Wie kommen etwa die Plenar-Debatten der Landesparlamente wieder aus ihrer fast unbeachteten YouTube-Nische heraus? Wie lässt sich ausführliche Berichterstattung aus Kommunal- und Länderparlamenten hier anschließen – einschließlich guter Kommentare? Und warum soll nicht auf phantasievolle Weise auch mehrsprachig berichtet, gesendet und kommentiert werden, gerade wenn es um Regionales geht? Multikultur ist Aufstieg zum Konkreten. So oder so: Journalistisches Handwerkszeug müsste eingesetzt werden, um die „Unruhefunktion“ hinsichtlich zentraler Themen für die Regionen wieder neu zu erfinden. Die Funktion der gebührenfinanzierten Massenmedien wäre an diesem Punkt eine – horribile dictu – eine konservative… Doch der lokalen und regionalen Demokratie könnten gerade sie helfen, im Zeitalter der Internet-Öffentlichkeit „Neues“ sogar wiederzugewinnen. Weil das Netz das nicht einfach hat. Und womöglich nicht kennt.

 

Quellen:

Niklas Luhmann: Die Realität der Massenmedien, Opladen 1996, S. 47/48.

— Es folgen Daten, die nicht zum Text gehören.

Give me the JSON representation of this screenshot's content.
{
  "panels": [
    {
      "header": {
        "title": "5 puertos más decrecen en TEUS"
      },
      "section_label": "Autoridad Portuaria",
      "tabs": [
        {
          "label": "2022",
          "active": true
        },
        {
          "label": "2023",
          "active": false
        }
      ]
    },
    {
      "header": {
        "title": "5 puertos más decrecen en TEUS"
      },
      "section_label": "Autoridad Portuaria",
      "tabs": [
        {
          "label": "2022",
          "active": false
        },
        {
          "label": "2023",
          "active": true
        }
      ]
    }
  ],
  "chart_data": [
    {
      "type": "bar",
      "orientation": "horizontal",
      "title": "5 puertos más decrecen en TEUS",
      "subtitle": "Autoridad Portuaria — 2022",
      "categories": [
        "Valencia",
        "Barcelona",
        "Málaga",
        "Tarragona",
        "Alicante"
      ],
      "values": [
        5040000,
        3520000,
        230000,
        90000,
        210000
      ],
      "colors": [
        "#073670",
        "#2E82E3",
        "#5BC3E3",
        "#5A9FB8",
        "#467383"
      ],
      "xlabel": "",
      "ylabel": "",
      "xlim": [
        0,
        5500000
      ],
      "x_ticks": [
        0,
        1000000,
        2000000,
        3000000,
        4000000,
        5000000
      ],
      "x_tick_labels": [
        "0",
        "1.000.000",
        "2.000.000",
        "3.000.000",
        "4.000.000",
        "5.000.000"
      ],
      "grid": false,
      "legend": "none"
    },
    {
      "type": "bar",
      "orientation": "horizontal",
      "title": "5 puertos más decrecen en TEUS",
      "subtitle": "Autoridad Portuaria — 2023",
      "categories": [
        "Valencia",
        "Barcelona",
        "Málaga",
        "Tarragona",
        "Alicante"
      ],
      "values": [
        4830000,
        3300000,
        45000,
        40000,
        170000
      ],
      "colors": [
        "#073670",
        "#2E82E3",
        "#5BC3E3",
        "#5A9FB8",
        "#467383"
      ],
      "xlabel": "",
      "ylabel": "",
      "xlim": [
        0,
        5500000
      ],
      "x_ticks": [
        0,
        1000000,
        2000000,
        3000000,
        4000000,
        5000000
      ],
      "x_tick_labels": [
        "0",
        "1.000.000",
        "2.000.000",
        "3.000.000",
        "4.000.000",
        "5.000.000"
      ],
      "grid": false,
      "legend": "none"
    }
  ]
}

Sascha Höllig/Uwe Hasebrink: Reuters Institut Digital News Survey 2017. Studie des Hans-Bredow-Instituts für Medienforschung an der Universität Hamburg, Juni 2017.


Der Autor

Ludger Fittkau, geboren 1959 in Essen, studierte Sozialpädagogik sowie Sozialwissenschaften an den Universitäten Duisburg/Essen und der Fernuniversität Hagen. Promotion dort im Fach Soziologie. Nach rund zehn Jahren offener Jugendarbeit sowie Medienpädagogik in Oberhausen und Essen Wechsel in den freien Journalismus. Tätig u.a. für den WDR (Hörfunk und Fernsehen), den DLF sowie für die Kölner TV-Produktionsfirma „probono“ von Friedrich Küppersbusch. Ab 2007 freier Redakteur und Autor in der Landeskulturredaktion von SWR 2 in Mainz. Seit 2009 freier Landeskorrespondent von Deutschlandradio – zunächst in Rheinland-Pfalz und aktuell in Hessen.